Some hardware vendors may claim
that RAC is appropriate for every types of application.
DM Review magazine noted several issues with Oracle RAC and
suggests that the primary motive for using RAC should be to achieve
continuous availability and transparent failover:
As the overall leader in the unsegmented
data warehousing market, the game is Oracle's to win or lose.

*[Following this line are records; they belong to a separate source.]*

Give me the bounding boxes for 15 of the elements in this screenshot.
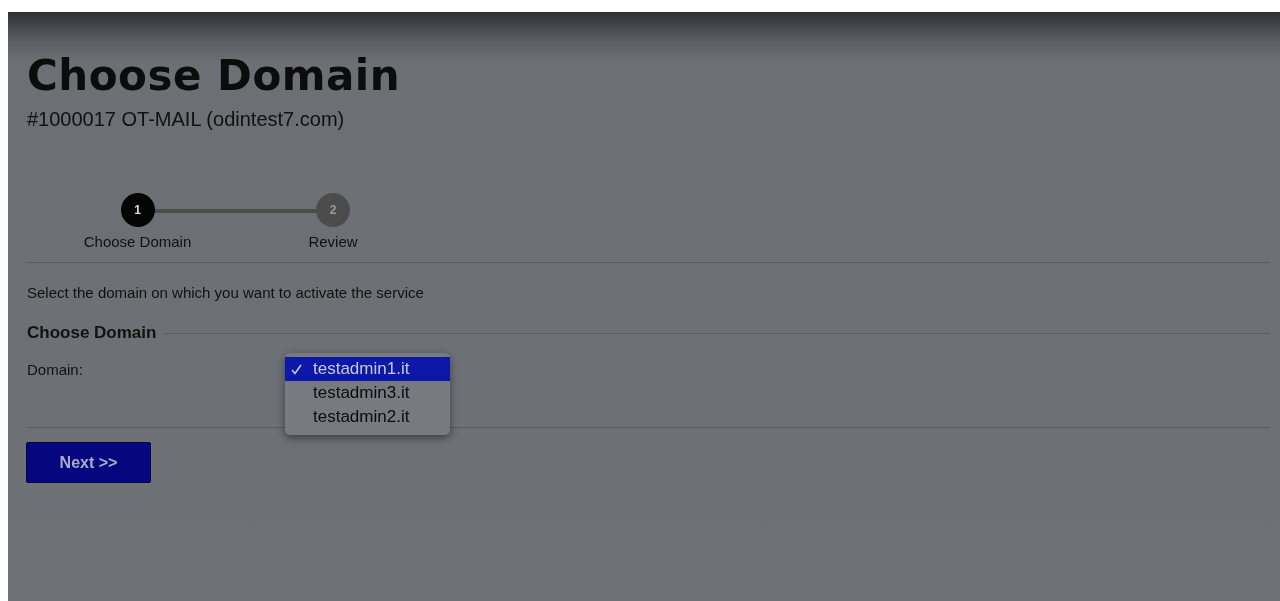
checkmark-icon <box>291 363 302 375</box>
step-label: Choose Domain <box>83 233 192 250</box>
dropdown-menu[interactable]: testadmin1.it testadmin3.it testadmin2.it <box>285 353 450 435</box>
field-label: Domain: <box>27 361 83 378</box>
step-number: 1 <box>120 193 155 227</box>
step-label: Review <box>308 233 358 250</box>
next-button[interactable]: Next >> <box>26 442 151 483</box>
dropdown-option[interactable]: testadmin1.it <box>285 357 450 381</box>
step-number: 2 <box>316 193 350 227</box>
dropdown-option[interactable]: testadmin2.it <box>285 405 450 429</box>
dropdown-option[interactable]: testadmin3.it <box>285 381 450 405</box>
page-subtitle: #1000017 OT-MAIL (odintest7.com) <box>27 107 346 132</box>
page-title: Choose Domain <box>27 50 402 102</box>
instruction-text: Select the domain on which you want to activate the service <box>27 284 425 301</box>
section-legend: Choose Domain <box>27 323 157 343</box>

Oracle has strength, but potential vulnerabilities include:
The paradox of high availability. In its earlier incarnation,
Oracle's RAC showed what might be described as the paradox of
high availability (HA). The more moving parts that are added to
maintain system availability, the greater the likelihood that,
in the worst case, one of them will fail, resulting in the very
scenario against which the HA was supposed to be the antidote.
In
sum, Oracle Real Application Clusters is a wonderful tool for
mission-critical databases that must have continuous availability
and for
scalability of super-large OLTP systems, but the jury is still out
about whether server blades with Oracle RAC is an optimal
choice for data warehouse applications that require high-speed table
scan performance.
A Benchmark Plan
A definitive answer to this monolithic vs. RAC
question requires a benchmark test to examine optimal parallelism in a
solid-state RAC environment vs. monolithic servers. This test
could be done on a two-node RAC
cluster with two hyper-threaded 64-bit CPU's on each node.
The benchmark test should be a TPC-H (lots of large-table full-table
scans) with inter-node parallelism (2 CPU's on the same node),
intra-node parallelism (2 CPU's, one on each node), and full
parallelism (all CPU's on all two nodes). The full parallelism test
would capture elapsed time the TPC-H run with both nodes, with
intra-node parallel query.
|